Hassabis dirige Alphabet, no sólo Google. Tiene ideas por todas partes. Descubrimiento de fármacos en laboratorio. Diseño de juegos. Simulaciones complejas. Necesita gente para ejecutar esas visiones. No menos gente. Los más productivos.

La puesta al día

Google está atrasado en la codificación de IA. No hay que endulzar eso.

Una encuesta de Stack Overflow de 2025 muestra que los desarrolladores prefieren Claude de Anthropic y Codex de OpenAI. Son los reyes actuales de la adopción. Google tuvo que actuar.

En el evento mostraron “Antigravity”. Utiliza el nuevo Gemini 3.5 Flip para manejar el razonamiento a nivel de frontera. El argumento es velocidad más costo. Más barato que los rivales. Más rápido también. También lanzarán un modelo más robusto llamado Gemini 3.5 Pro el próximo mes.

Pero las herramientas son sólo la mitad de la historia.

Agentes con correas

Google también hizo una demostración de “Spark”. Es un asistente de agente que vive en la nube. Puede tocar aplicaciones y hacer cosas.
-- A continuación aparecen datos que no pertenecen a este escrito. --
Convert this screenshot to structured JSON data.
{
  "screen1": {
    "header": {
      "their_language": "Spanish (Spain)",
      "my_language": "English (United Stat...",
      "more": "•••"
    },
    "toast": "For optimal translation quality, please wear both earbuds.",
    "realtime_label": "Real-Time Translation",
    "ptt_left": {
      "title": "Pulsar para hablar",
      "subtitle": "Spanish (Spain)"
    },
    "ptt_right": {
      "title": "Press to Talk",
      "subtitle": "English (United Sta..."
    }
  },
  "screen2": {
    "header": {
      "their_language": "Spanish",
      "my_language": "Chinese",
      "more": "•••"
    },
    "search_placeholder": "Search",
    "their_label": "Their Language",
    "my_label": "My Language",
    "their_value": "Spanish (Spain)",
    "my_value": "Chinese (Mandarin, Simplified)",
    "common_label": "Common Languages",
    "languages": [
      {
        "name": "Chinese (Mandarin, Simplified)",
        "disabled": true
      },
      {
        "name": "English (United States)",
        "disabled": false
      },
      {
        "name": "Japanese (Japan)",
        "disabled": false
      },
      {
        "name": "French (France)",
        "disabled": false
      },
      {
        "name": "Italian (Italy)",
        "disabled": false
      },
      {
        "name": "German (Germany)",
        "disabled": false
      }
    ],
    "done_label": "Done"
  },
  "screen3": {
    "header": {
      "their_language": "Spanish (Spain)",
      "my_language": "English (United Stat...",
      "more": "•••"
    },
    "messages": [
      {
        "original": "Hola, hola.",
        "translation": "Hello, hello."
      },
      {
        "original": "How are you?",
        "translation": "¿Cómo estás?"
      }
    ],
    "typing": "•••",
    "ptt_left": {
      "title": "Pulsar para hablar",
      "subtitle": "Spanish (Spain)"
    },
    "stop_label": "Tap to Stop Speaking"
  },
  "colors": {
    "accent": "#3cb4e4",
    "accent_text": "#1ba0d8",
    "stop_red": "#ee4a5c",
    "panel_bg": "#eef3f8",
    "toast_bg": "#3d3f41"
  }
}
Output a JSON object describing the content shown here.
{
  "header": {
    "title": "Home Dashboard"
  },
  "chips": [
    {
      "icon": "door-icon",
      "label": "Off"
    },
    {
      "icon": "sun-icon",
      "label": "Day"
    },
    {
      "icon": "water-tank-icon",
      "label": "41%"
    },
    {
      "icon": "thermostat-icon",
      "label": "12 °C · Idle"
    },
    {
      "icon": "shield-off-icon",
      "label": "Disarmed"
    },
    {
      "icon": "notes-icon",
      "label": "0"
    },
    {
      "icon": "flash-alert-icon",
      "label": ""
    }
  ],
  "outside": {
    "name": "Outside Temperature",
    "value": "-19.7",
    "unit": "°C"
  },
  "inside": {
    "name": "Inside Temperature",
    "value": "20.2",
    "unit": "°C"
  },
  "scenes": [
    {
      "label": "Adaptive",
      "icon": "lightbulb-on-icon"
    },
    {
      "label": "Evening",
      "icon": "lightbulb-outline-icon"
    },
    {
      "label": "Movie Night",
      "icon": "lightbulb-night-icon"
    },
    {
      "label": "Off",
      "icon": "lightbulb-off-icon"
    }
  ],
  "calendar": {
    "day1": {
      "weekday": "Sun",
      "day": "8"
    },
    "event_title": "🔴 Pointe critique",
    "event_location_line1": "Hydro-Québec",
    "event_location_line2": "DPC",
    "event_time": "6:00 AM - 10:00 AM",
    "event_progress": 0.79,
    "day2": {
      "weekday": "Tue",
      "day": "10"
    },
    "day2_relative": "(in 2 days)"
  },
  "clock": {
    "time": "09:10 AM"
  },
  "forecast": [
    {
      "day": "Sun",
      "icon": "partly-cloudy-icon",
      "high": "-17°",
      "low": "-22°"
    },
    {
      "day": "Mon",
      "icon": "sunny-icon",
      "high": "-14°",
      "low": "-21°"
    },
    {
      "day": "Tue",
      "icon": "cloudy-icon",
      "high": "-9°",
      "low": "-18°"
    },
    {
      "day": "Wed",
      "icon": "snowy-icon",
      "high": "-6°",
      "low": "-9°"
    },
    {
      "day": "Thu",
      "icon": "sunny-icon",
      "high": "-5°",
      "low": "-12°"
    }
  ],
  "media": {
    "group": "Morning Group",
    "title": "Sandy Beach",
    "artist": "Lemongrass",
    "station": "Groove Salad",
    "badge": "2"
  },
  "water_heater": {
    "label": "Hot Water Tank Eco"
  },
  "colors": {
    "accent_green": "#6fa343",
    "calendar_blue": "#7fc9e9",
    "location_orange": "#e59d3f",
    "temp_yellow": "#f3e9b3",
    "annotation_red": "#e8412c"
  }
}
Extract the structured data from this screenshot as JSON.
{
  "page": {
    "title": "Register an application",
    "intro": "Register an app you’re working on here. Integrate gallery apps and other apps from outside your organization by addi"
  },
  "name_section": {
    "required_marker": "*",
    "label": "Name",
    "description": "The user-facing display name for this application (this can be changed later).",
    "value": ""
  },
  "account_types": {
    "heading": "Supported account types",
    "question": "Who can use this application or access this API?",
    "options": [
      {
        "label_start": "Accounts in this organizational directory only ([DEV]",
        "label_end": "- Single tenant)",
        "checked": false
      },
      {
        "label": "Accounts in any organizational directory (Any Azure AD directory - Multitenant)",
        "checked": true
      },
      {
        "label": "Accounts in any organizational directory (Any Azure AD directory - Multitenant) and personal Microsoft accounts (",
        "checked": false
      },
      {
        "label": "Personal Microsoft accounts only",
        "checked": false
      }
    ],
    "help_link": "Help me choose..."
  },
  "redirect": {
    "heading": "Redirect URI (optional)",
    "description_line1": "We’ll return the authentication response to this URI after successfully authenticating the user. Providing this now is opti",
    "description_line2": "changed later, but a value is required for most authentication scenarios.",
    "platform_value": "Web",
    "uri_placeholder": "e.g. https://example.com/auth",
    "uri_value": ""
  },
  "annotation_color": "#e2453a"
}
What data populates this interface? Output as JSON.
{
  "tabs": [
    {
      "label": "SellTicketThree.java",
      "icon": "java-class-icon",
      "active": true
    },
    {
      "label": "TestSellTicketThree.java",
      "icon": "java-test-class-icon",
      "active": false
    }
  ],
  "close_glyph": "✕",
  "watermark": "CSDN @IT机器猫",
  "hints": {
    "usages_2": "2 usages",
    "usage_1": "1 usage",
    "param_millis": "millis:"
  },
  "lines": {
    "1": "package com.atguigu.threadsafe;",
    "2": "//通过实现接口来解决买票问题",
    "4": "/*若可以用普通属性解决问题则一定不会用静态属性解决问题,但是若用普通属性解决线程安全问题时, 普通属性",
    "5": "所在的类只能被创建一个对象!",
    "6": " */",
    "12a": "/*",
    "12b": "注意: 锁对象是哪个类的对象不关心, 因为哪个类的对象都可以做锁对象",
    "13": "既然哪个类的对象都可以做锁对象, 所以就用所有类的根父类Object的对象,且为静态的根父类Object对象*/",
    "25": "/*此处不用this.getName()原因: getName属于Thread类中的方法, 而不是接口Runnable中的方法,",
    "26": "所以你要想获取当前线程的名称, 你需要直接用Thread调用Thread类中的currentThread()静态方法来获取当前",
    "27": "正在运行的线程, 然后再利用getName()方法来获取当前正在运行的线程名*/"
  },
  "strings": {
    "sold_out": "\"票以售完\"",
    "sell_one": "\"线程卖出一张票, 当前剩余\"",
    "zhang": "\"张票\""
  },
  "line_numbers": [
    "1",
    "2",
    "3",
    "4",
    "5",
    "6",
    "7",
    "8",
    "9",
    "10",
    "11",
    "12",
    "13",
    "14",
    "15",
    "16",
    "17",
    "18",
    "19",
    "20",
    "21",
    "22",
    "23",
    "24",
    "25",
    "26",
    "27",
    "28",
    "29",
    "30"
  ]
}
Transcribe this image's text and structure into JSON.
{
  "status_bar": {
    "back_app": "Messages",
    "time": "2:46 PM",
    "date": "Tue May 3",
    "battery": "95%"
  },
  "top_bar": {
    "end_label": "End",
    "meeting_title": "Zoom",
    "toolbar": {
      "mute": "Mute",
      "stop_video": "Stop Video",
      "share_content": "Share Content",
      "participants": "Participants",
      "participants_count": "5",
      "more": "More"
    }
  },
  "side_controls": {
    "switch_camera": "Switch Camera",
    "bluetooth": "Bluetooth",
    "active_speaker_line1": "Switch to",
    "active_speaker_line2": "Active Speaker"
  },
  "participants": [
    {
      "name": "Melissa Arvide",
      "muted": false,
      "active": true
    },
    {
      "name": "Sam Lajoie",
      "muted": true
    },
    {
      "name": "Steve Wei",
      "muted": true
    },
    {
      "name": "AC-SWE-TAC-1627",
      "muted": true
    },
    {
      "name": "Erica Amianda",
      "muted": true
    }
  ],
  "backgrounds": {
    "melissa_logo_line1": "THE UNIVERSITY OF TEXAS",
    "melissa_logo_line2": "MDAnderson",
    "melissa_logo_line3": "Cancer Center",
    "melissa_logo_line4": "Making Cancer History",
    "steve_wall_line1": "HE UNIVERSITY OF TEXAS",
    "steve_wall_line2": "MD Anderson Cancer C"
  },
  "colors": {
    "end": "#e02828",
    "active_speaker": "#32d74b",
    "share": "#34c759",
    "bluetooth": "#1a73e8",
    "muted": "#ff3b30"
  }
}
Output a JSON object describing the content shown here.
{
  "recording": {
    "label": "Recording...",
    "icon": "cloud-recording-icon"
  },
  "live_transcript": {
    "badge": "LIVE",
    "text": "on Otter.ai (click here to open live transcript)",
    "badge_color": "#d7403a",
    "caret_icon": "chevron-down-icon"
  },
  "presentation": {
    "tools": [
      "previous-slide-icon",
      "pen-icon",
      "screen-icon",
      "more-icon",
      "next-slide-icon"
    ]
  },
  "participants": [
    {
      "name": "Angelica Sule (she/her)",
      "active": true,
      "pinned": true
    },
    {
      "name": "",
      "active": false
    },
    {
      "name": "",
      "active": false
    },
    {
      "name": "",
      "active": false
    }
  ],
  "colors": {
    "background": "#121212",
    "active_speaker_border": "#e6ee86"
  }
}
Pero está diseñado con barandillas. Menos acceso a sus datos privados que algo más salvaje como OpenClaw. Seguridad ante todo.

Luego hubo otras demostraciones. Un teléfono Android con un agente integrado. Una Búsqueda de Google renovada que no solo enumera enlaces. Escribe aplicaciones o sitios sobre la marcha mientras buscas.

¿Es ya una inteligencia sobrehumana? No.

Hassabis duda que los bucles de automejora (la IA reescriba su propio código para mejorar) produzcan instantáneamente sistemas divinos. Otros avances científicos necesitan comprensión física. La capacidad de ejecutar experimentos reales. Cosas que la IA actualmente lucha por comprender.

Incluso en codificación, un dominio “resuelto” según todas las cuentas, la IA no ha creado un juego exitoso. No existe ninguna aplicación de gran éxito que no haya sido dirigida por una mano humana.

“Creo que falta algo”.

Hassabis no menciona la brecha. Él simplemente sabe que está ahí.

El temor a la pérdida de empleos persiste porque la brecha parece pequeña para los de afuera. A los constructores no les parece pequeño. Saben que el código se escribe solo, pero la visión (el “qué” y el “por qué” reales) todavía proviene de una persona sentada en una silla. ¿O no?